COLUNA OPTIMUM
O SACI E O SAMBINHA DA FLANELA NO SAPATO
Por Adilson Garcia
Você se lembra do seu primeiro emprego?
Bem, quando menino, pobre de “marré marré marré deci”, eu tinha um amiguinho na escola, cujo apelido era João Ladrão.
João Ladrão sempre aparecia com um invejado kichute ou uma bola de futebol de capotão para a gente disputar uma pelada com a patota na hora do recreio. Peleja escondida: a professora não gostava porque retornávamos à sala igual a uns porcos, todos sujos da terra roxa que colore o norte do Paraná, naquele campinho de chão batido.
Ali eu sonhava ser um jogador famoso como o Rivelino, meu maior ídolo, chutando de trivela com a canhota canhuda e imitando seu “elástico”. Ainda bem que eu estudei.... (rss).
E João Ladrão sempre tinha um dinheirinho prá pagar uma raspadinha: o “must” da época, um tijolo de gelo de água de poço raspado coberto com xarope de groselha (meu preferido). Aquele tempo da década de 70 não existia milk shake e nem casquinha do Méqui Donald’s.
Voltávamos da escola para casa com os ventos invernais cortando a bochecha, ardendo o nariz e rachando nossos lábios. João Ladrão morava lá pelas minhas bandas do Jardim Alvorada, na sonora cidade de Maringá, cuja saga da retirante Maria do Ingá musicada pelo poeta Joubert de Carvalho lhe inspirou o nome.
Um tanto quanto desconfiado, até mesmo pela alcunha, perguntei a João Ladrão se seus pais eram ricos e lhe davam sempre o da merenda. João Ladrão me respondeu:
-Não. Eu sou órfão de mãe e meu pai é guarda noturno, ganha uma miséria. Eu trabalho.
-Como assim? Você trabalha?
-Sim. Eu vendo Sacis no portão da fábrica da Sanbra.
Inimaginável aquele garoto esquálido, entre 11 ou 12 anos de idade, trabalhando...
A Sanbra (hoje Bunge) era uma enorme fábrica de óleo, margarina e outros derivados, mais ou menos próxima ao nosso bairro. Processava soja e algodão, exalava um cheiro delicioso que assanhava as nossas lombrigas e cobria de fuligem nossos telhados. Tinha centenas de operários.
Era o ensurdecedor apito da fábrica que nos acordava 6h00 da manhã, avisava a hora do almoço, do lanche da tarde e o final da jornada, para o descanso dos operários.
Pensei lá com meus botões como que ele vendia sacis: será que ele ia no Sítio do Picapau Amarelo, capturava sacis e vendia (rsss)? João Ladrão me explicou:
Saci é um refresco que vem num saquinho com um canudinho espetudo. Eu vendo uma caixa de isopor cheia todo dia, 60 Sacis na porta da fábrica. Você não quer vender também?
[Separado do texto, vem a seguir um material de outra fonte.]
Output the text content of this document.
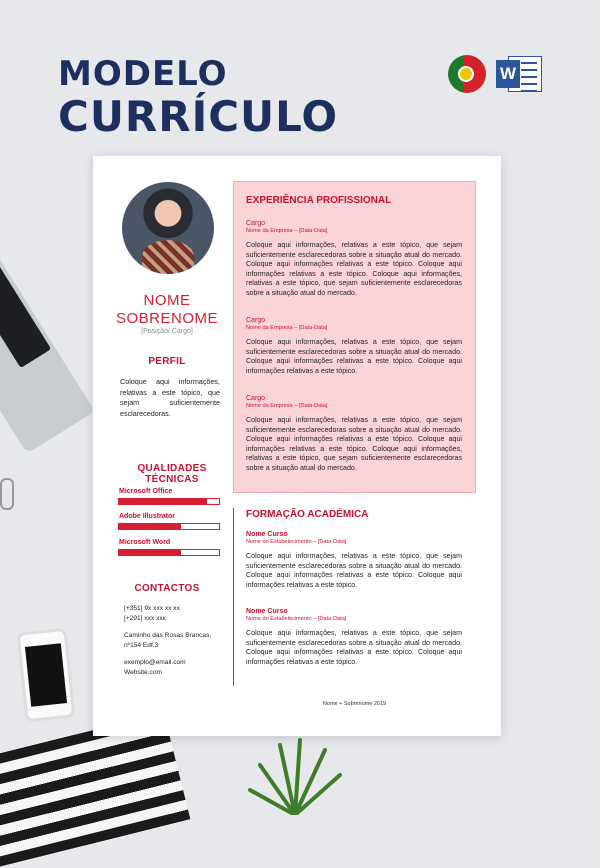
MODELO
CURRÍCULO
W
NOME
SOBRENOME
[Posição/ Cargo]
PERFIL
Coloque aqui informações, relativas a este tópico, que sejam suficientemente esclarecedoras.
QUALIDADES TÉCNICAS
Microsoft Office
Adobe Illustrator
Microsoft Word
CONTACTOS
[+351] 9x xxx xx xx
[+291] xxx xxx
Caminho das Rosas Brancas,
nº154 Edf.3
exemplo@email.com
Website.com
EXPERIÊNCIA PROFISSIONAL
Cargo
Nome da Empresa – [Data-Data]
Coloque aqui informações, relativas a este tópico, que sejam suficientemente esclarecedoras sobre a situação atual do mercado. Coloque aqui informações relativas a este tópico. Coloque aqui informações relativas a este tópico. Coloque aqui informações, relativas a este tópico, que sejam suficientemente esclarecedoras sobre a situação atual do mercado.
Cargo
Nome da Empresa – [Data-Data]
Coloque aqui informações, relativas a este tópico, que sejam suficientemente esclarecedoras sobre a situação atual do mercado. Coloque aqui informações relativas a este tópico. Coloque aqui informações relativas a este tópico.
Cargo
Nome da Empresa – [Data-Data]
Coloque aqui informações, relativas a este tópico, que sejam suficientemente esclarecedoras sobre a situação atual do mercado. Coloque aqui informações relativas a este tópico. Coloque aqui informações relativas a este tópico. Coloque aqui informações, relativas a este tópico, que sejam suficientemente esclarecedoras sobre a situação atual do mercado.
FORMAÇÃO ACADÉMICA
Nome Curso
Nome do Estabelecimento – [Data-Data]
Coloque aqui informações, relativas a este tópico, que sejam suficientemente esclarecedoras sobre a situação atual do mercado. Coloque aqui informações relativas a este tópico. Coloque aqui informações relativas a este tópico.
Nome Curso
Nome do Estabelecimento – [Data-Data]
Coloque aqui informações, relativas a este tópico, que sejam suficientemente esclarecedoras sobre a situação atual do mercado. Coloque aqui informações relativas a este tópico. Coloque aqui informações relativas a este tópico.
Nome + Sobrenome 2019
Ali nascia meu primeiro emprego. De ladrão o João Ladrão não tinha nada. Era um trabalhador raiz.
Pedi autorização para minha mãe, escondido de meu pai, que não me deixava por os pés fora do quintal e me batia por nada. Já pensou? Apanhar por trabalhar?
E lá fui eu. No apito da fábrica do lanche da tarde, lá estávamos na guarita. Uns vendiam coxinhas, outros pastéis, pamonha, café etc. E João Ladrão e eu vendíamos Sacis. Era um sucesso porque aquele tempo não tinha cantina e nem refeitório nas fábricas. Os famintos operários corriam para o alambrado da entrada principal da fábrica para lanchar!
Em dinheiro de hoje eu faturava R$ 60,00 brutos por dia, com comissão de 30% dava R$ 18,00 por menos de uma hora de trabalho. Era bufunfa pra “dedéu”, cariocamente falando.
E eu voltava para casa com o dinheiro da mistura, entregava com orgulho pra Dona Neguinha, minha mãezinha querida. Nunca mais faltou leite para minha irmã magricela que corria atrás de mim com um beliscão armado quando eu a comparava com um pelego. Pobrezinha, apelidei de Peleica! (kkk).
Bem, o trabalho não era bolinho não! Os Sacis pesavam na caixa de isopor e eu era franzino. Mas trabalhador sempre ajuda trabalhador, não é mesmo?
Na rua da fabriqueta do Saci passava um ônibus (em Maringá chama-se “circular” rss) que tomava o rumo da Rodovia do Café onde estava a fábrica de óleo. Um velho motorista com cabelo e barba avermelhados (apelidamos ele de Ruço Sarará) parava para nós e nos deixava colocar as caixas térmicas cheias de refrescos Saci pela porta da frente do ônibus.
-Pode entrá, meus “fios, ocês tão trabaiando”.
O ponto de ônibus não ficava longe do acesso à fábrica, mas o bondoso Ruço parava o ônibus bem na frente da Sanbra facilitando para nós descermos que nem dois foguetes. Na volta, vínhamos a pé com os bolsinhos pesados de moedas e a caixa de isopor aliviada. Sorriso de orelha a orelha! Era uma felicidade só, apertando campaínhas, chutando latas e pedras pelo caminho!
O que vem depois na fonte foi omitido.